Program for Method Of False Position

Given a function f(x) on floating number x and two numbers ‘a’ and ‘b’ such that f(a)*f(b) < 0 and f(x) is continuous in [a, b]. Here f(x) represents algebraic or transcendental equation. Find root of function in interval [a, b] (Or find a value of x such that f(x) is 0).

Input: A function of x, for example x³ – x² + 2.     
       And two values: a = -200 and b = 300 such that
       f(a)*f(b) < 0, i.e., f(a) and f(b) have
       opposite signs.
Output: The value of root is : -1.00
        OR any other value close to root.

We strongly recommend to refer below post as a prerequisite of this post.
Solution of Algebraic and Transcendental Equations | Set 1 (The Bisection Method)

In this post The Method Of False Position is discussed. This method is also known as Regula Falsi or The Method of Chords.

Similarities with Bisection Method:

Same Assumptions: This method also assumes that function is continuous in [a, b] and given two numbers 'a' and 'b' are such that f(a) * f(b) < 0.
Always Converges: like Bisection, it always converges, usually considerably faster than Bisection--but sometimes very much more slowly than Bisection.

Differences with Bisection Method:
It differs in the fact that we make a chord joining the two points [a, f(a)] and [b, f(b)]. We consider the point at which the chord touches the x axis and named it as c.

Steps:

Write equation of the line connecting the two points.

y – f(a) =  ( (f(b)-f(a))/(b-a) )*(x-a)

Now we have to find the point which touches x axis. 
For that we put y = 0.

so x = a - (f(a)/(f(b)-f(a))) * (b-a)
   x = (a*f(b) - b*f(a)) / (f(b)-f(a)) 

This will be our c that is c = x.

If f(c) == 0, then c is the root of the solution.
Else f(c) != 0
1. If value f(a)*f(c) < 0 then root lies between a and c. So we recur for a and c
2. Else If f(b)*f(c) < 0 then root lies between b and c. So we recur b and c.
3. Else given function doesn't follow one of assumptions.

Since root may be a floating point number and may converge very slow in worst case, we iterate for a very large number of times such that the answer becomes closer to the root.

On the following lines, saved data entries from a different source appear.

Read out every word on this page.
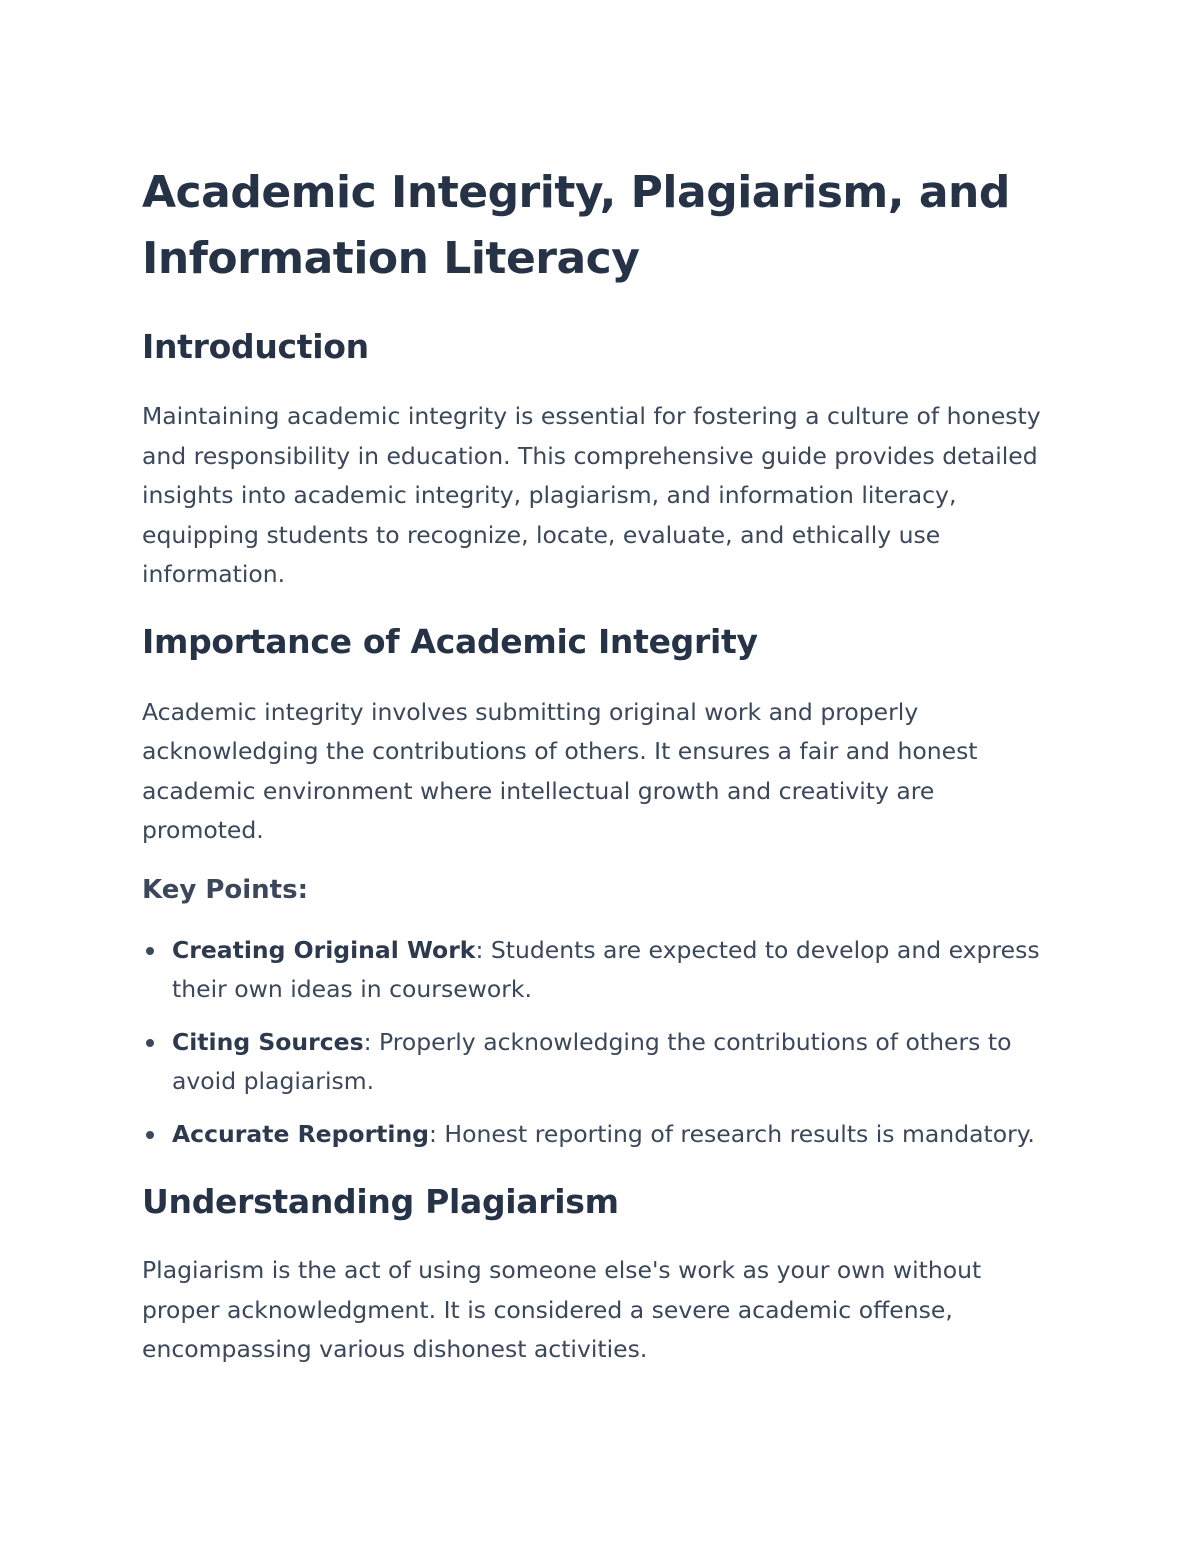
Academic Integrity, Plagiarism, and Information Literacy
Introduction

Maintaining academic integrity is essential for fostering a culture of honesty and responsibility in education. This comprehensive guide provides detailed insights into academic integrity, plagiarism, and information literacy, equipping students to recognize, locate, evaluate, and ethically use information.

Importance of Academic Integrity

Academic integrity involves submitting original work and properly acknowledging the contributions of others. It ensures a fair and honest academic environment where intellectual growth and creativity are promoted.

Key Points:
Creating Original Work: Students are expected to develop and express their own ideas in coursework.
Citing Sources: Properly acknowledging the contributions of others to avoid plagiarism.
Accurate Reporting: Honest reporting of research results is mandatory.
Understanding Plagiarism

Plagiarism is the act of using someone else's work as your own without proper acknowledgment. It is considered a severe academic offense, encompassing various dishonest activities.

Following is the implementation.

C++

// C++ program for implementation of Bisection Method for
// solving equations
#include<bits/stdc++.h>
using namespace std;
#define MAX_ITER 1000000

// An example function whose solution is determined using
// Bisection Method. The function is x^3 - x^2  + 2
double func(double x)
{
    return x*x*x - x*x + 2;
}

// Prints root of func(x) in interval [a, b]
void regulaFalsi(double a, double b)
{
    if (func(a) * func(b) >= 0)
    {
        cout << "You have not assumed right a and b\n";
        return;
    }

    double c = a;  // Initialize result

    for (int i=0; i < MAX_ITER; i++)
    {
        // Find the point that touches x axis
        c = (a*func(b) - b*func(a))/ (func(b) - func(a));

        // Check if the above found point is root
        if (func(c)==0)
            break;

        // Decide the side to repeat the steps
        else if (func(c)*func(a) < 0)
            b = c;
        else
            a = c;
    }
    cout << "The value of root is : " << c;
}

// Driver program to test above function
int main()
{
    // Initial values assumed
    double a =-200, b = 300;
    regulaFalsi(a, b);
    return 0;
}

Java

// java program for implementation 
// of Bisection Method for
// solving equations
import java.io.*;

class GFG {

    static int MAX_ITER = 1000000;

    // An example function whose 
    // solution is determined using
    // Bisection Method. The function
    // is x^3 - x^2 + 2
    static double func(double x)
    {
        return (x * x * x - x * x + 2);
    }

    // Prints root of func(x) 
    // in interval [a, b]
    static void regulaFalsi(double a, double b)
    {
        if (func(a) * func(b) >= 0) 
        {
            System.out.println("You have not assumed right a and b");
        }
        // Initialize result
        double c = a; 

        for (int i = 0; i < MAX_ITER; i++) 
        {
            // Find the point that touches x axis
            c = (a * func(b) - b * func(a)) 
                 / (func(b) - func(a));

            // Check if the above found point is root
            if (func(c) == 0)
                break;

            // Decide the side to repeat the steps
            else if (func(c) * func(a) < 0)
                b = c;
            else
                a = c;
        }
        System.out.println("The value of root is : " + (int)c);
    }

    // Driver program 
    public static void main(String[] args)
    {
        // Initial values assumed
        double a = -200, b = 300;
        regulaFalsi(a, b);
    }
}

// This article is contributed by vt_m

Python3

# Python3 implementation of Bisection
# Method for solving equations

MAX_ITER = 1000000

# An example function whose solution
# is determined using Bisection Method. 
# The function is x^3 - x^2 + 2
def func( x ):
    return (x * x * x - x * x + 2)

# Prints root of func(x) in interval [a, b]
def regulaFalsi( a , b):
    if func(a) * func(b) >= 0:
        print("You have not assumed right a and b")
        return -1
    
    c = a # Initialize result
    
    for i in range(MAX_ITER):
        
        # Find the point that touches x axis
        c = (a * func(b) - b * func(a))/ (func(b) - func(a))
        
        # Check if the above found point is root
        if func(c) == 0:
            break
        
        # Decide the side to repeat the steps
        elif func(c) * func(a) < 0:
            b = c
        else:
            a = c
    print("The value of root is : " , '%.4f' %c)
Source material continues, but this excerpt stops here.